CHICAGO - Twins righthander P.J. Walters could spin Wednesday's outing the following way: If Chicago outfielder Alex Rios had called in sick, Walters might have been talking about a victory after the game.
Walters, however, didn't see a silver lining as his pitching was responsible for the Twins' 6-2 loss to the White Sox at U.S. Cellular Field.
"No," Walters said when asked if he can be satisfied with all but two of his 99 pitches on Wednesday. "Six runs. We lost. Bad day. No way around it."
Two bad pitches to Rios turned into two home runs -- one a grand slam -- and a career-high six RBI. While Rios celebrated his career day, Walters focused on the big picture.
He was called up in May when the Twins' starting rotation was falling apart and propped it up some, going 2-2 with a 5.40 ERA. But a shoulder injury cost him two months.
He returned to the mound Wednesday with less than a month to audition for the right to compete in spring training for a spot in the starting rotation. He has little room for error on the mound and no room for error this month as he auditions for next season.
Walters was knocked out of the game in the fifth after a walk and Rios' second home run, a blast estimated at 436 feet. Walters gave up six runs on five hits and three walks with four strikeouts.
"I wasn't missing by a whole lot, but enough to be balls," he said. "To me, that's a big part of the game; not so much the homers as the three walks. If I don't walk those three guys ... all three of them score and it turns into a one-run game and maybe it plays out completely different."
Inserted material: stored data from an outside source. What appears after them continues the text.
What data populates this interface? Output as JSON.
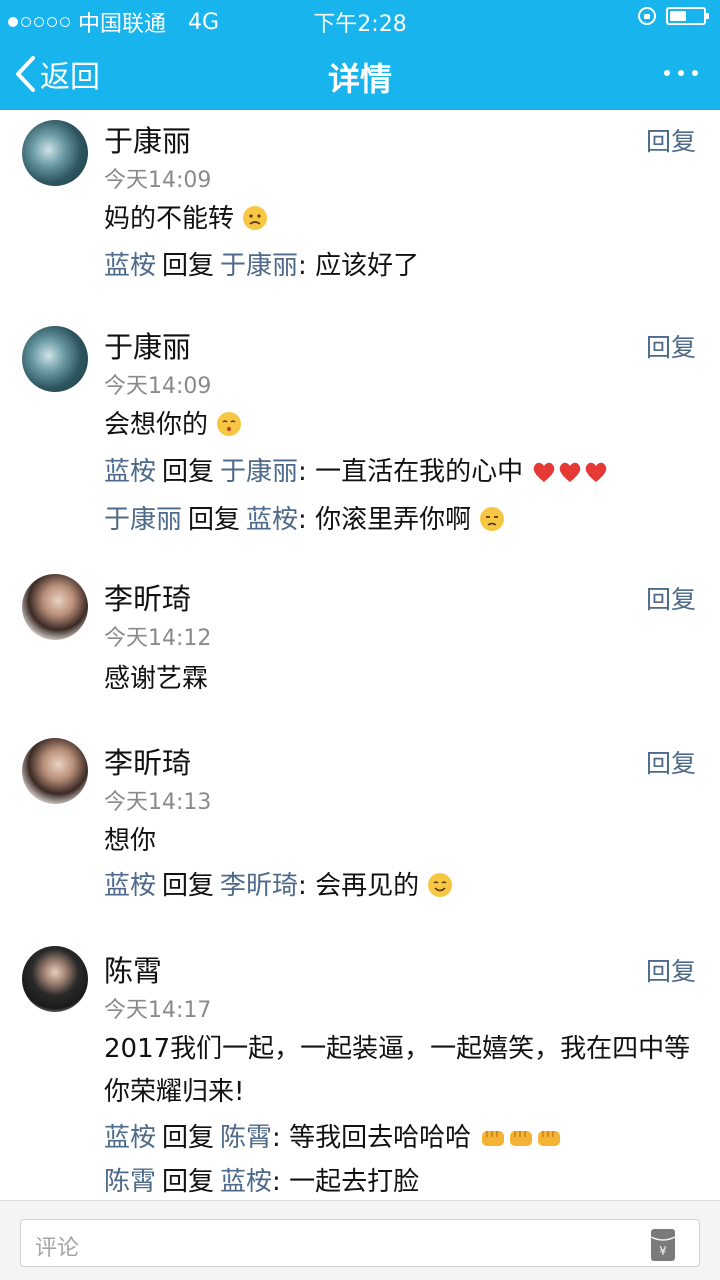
{
  "status": {
    "carrier": "中国联通",
    "network": "4G",
    "time": "下午2:28"
  },
  "nav": {
    "back_label": "返回",
    "title": "详情"
  },
  "comments": [
    {
      "name": "于康丽",
      "time": "今天14:09",
      "text": "妈的不能转",
      "text_emoji": "frowning-face",
      "reply_label": "回复",
      "replies": [
        {
          "from": "蓝桉",
          "verb": "回复",
          "to": "于康丽",
          "text": ": 应该好了"
        }
      ]
    },
    {
      "name": "于康丽",
      "time": "今天14:09",
      "text": "会想你的",
      "text_emoji": "kissing-face",
      "reply_label": "回复",
      "replies": [
        {
          "from": "蓝桉",
          "verb": "回复",
          "to": "于康丽",
          "text": ": 一直活在我的心中",
          "emoji": "heart x3"
        },
        {
          "from": "于康丽",
          "verb": "回复",
          "to": "蓝桉",
          "text": ": 你滚里弄你啊",
          "emoji": "unamused-face"
        }
      ]
    },
    {
      "name": "李昕琦",
      "time": "今天14:12",
      "text": "感谢艺霖",
      "reply_label": "回复",
      "replies": []
    },
    {
      "name": "李昕琦",
      "time": "今天14:13",
      "text": "想你",
      "reply_label": "回复",
      "replies": [
        {
          "from": "蓝桉",
          "verb": "回复",
          "to": "李昕琦",
          "text": ": 会再见的",
          "emoji": "smiling-face"
        }
      ]
    },
    {
      "name": "陈霄",
      "time": "今天14:17",
      "text": "2017我们一起，一起装逼，一起嬉笑，我在四中等你荣耀归来!",
      "reply_label": "回复",
      "replies": [
        {
          "from": "蓝桉",
          "verb": "回复",
          "to": "陈霄",
          "text": ": 等我回去哈哈哈",
          "emoji": "fist x3"
        },
        {
          "from": "陈霄",
          "verb": "回复",
          "to": "蓝桉",
          "text": ": 一起去打脸"
        }
      ]
    }
  ],
  "composer": {
    "placeholder": "评论"
  },
  "colors": {
    "header": "#18b4ed",
    "username": "#4e6a8a",
    "timestamp": "#8a8a8a"
  }
}
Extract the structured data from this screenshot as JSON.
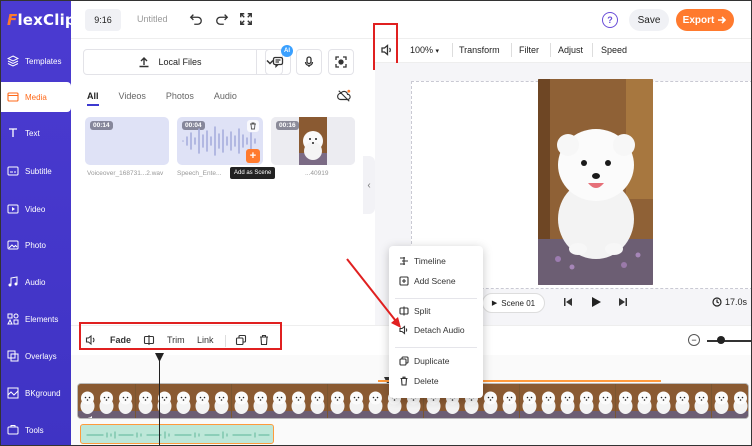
{
  "app": {
    "logo_text": "FlexClip"
  },
  "topbar": {
    "ratio": "9:16",
    "title": "Untitled",
    "help": "?",
    "save_label": "Save",
    "export_label": "Export"
  },
  "sidebar": {
    "items": [
      {
        "label": "Templates",
        "icon": "layers-icon"
      },
      {
        "label": "Media",
        "icon": "media-icon",
        "active": true
      },
      {
        "label": "Text",
        "icon": "text-icon"
      },
      {
        "label": "Subtitle",
        "icon": "subtitle-icon"
      },
      {
        "label": "Video",
        "icon": "video-icon"
      },
      {
        "label": "Photo",
        "icon": "photo-icon"
      },
      {
        "label": "Audio",
        "icon": "music-icon"
      },
      {
        "label": "Elements",
        "icon": "elements-icon"
      },
      {
        "label": "Overlays",
        "icon": "overlays-icon"
      },
      {
        "label": "BKground",
        "icon": "background-icon"
      },
      {
        "label": "Tools",
        "icon": "tools-icon"
      }
    ]
  },
  "media_panel": {
    "local_files_label": "Local Files",
    "ai_badge": "AI",
    "tabs": [
      "All",
      "Videos",
      "Photos",
      "Audio"
    ],
    "items": [
      {
        "duration": "00:14",
        "caption": "Voiceover_168731...2.wav"
      },
      {
        "duration": "00:04",
        "caption": "Speech_Ente..."
      },
      {
        "duration": "00:16",
        "caption": "...40919"
      }
    ],
    "tooltip": "Add as Scene",
    "add_symbol": "+"
  },
  "editor_toolbar": {
    "zoom": "100%",
    "items": [
      "Transform",
      "Filter",
      "Adjust",
      "Speed"
    ]
  },
  "player": {
    "scene_label": "Scene 01",
    "duration": "17.0s"
  },
  "context_menu": {
    "items": [
      "Timeline",
      "Add Scene",
      "Split",
      "Detach Audio",
      "Duplicate",
      "Delete"
    ]
  },
  "timeline_toolbar": {
    "fade": "Fade",
    "trim": "Trim",
    "link": "Link",
    "zoom_minus": "−"
  },
  "colors": {
    "sidebar": "#4338ca",
    "accent_orange": "#ff7a2e",
    "highlight_red": "#e02020"
  }
}
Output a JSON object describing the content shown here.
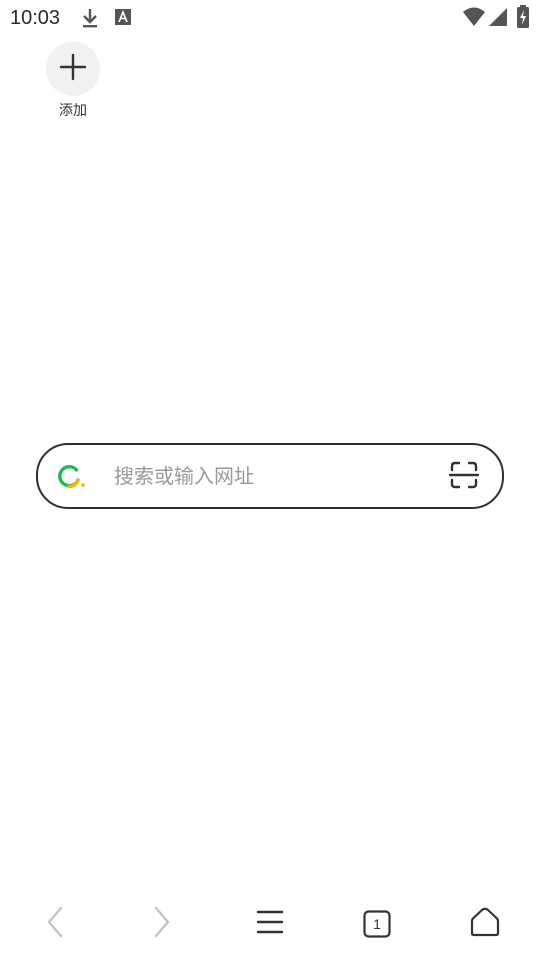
{
  "status_bar": {
    "time": "10:03",
    "icons": [
      "download-icon",
      "text-notification-icon",
      "wifi-icon",
      "cellular-signal-icon",
      "battery-charging-icon"
    ]
  },
  "shortcuts": {
    "add_label": "添加"
  },
  "search": {
    "placeholder": "搜索或输入网址",
    "value": ""
  },
  "bottom_nav": {
    "tab_count": "1",
    "buttons": [
      "back",
      "forward",
      "menu",
      "tabs",
      "home"
    ]
  },
  "colors": {
    "logo_green": "#1db954",
    "logo_yellow": "#f5b400",
    "border": "#2e2e2e",
    "disabled": "#c4c4c4",
    "icon": "#333333"
  }
}
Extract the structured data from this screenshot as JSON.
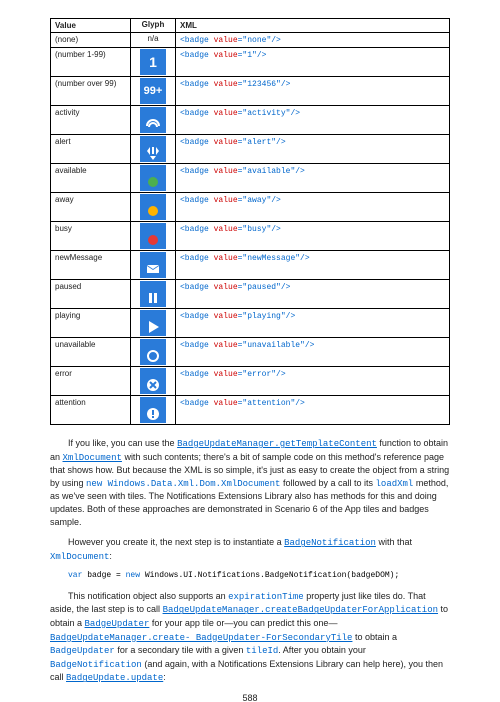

Maybe. Maybe not. But his day could have been a lot different if he didn't give up a single and two walks in the first inning before Rios hit a slider an estimated 410 feet to left for a grand slam and a 4-0 Chicago lead. The Twins never recovered from that punch to the gut.
For Twins manager Ron Gardenhire, it was a reminder of how the season has gone. Starting pitchers putting them in an early hole, neutralizing their running game, helping the other pitcher relax and throw strikes. It was more of the same from Twins starters over the past week, as they posted a 5.91 ERA during their six-game road trip.
This is the time of year that Walters needs to separate himself from the other contenders. He doesn't throw hard, so he has to be accurate with his location and use all four of his pitches -- fastball, slider, curve and change up -- to keep hitters guessing.
He did it after the Rios grand slam, retiring eight of nine during the third, fourth and fifth innings before Rios got him again in the fifth inning.
"I thought he had pretty good stuff," Twins catcher Ryan Doumit said. "He got into a nice little groove from the second to the fifth where he was locating his pitches and working quick. I think that's one of his strengths, the pace at which he works. He gets the ball and he goes."
The Twins and Chicago had similar issues this season as both clubs turned to inexperienced starters to help prop up the rotation. Chicago has had rookies Jose Quintana, Dylan Axelrod and, on Monday, Hector Santiago, step up.
Scott Diamond has been a revelation for the Twins. Samuel Deduno's command has improved. Cole De Vries has been crafty at times. Walters and Liam Hendricks need to finish strong to improve their position for next season.
"These guys that are trying to win a spot in this rotation, or get a look [next spring], they need to start getting deep into the games for us, Gardenhire said. "I think we got about 16 innings out of our starters in this series, and you need more than that."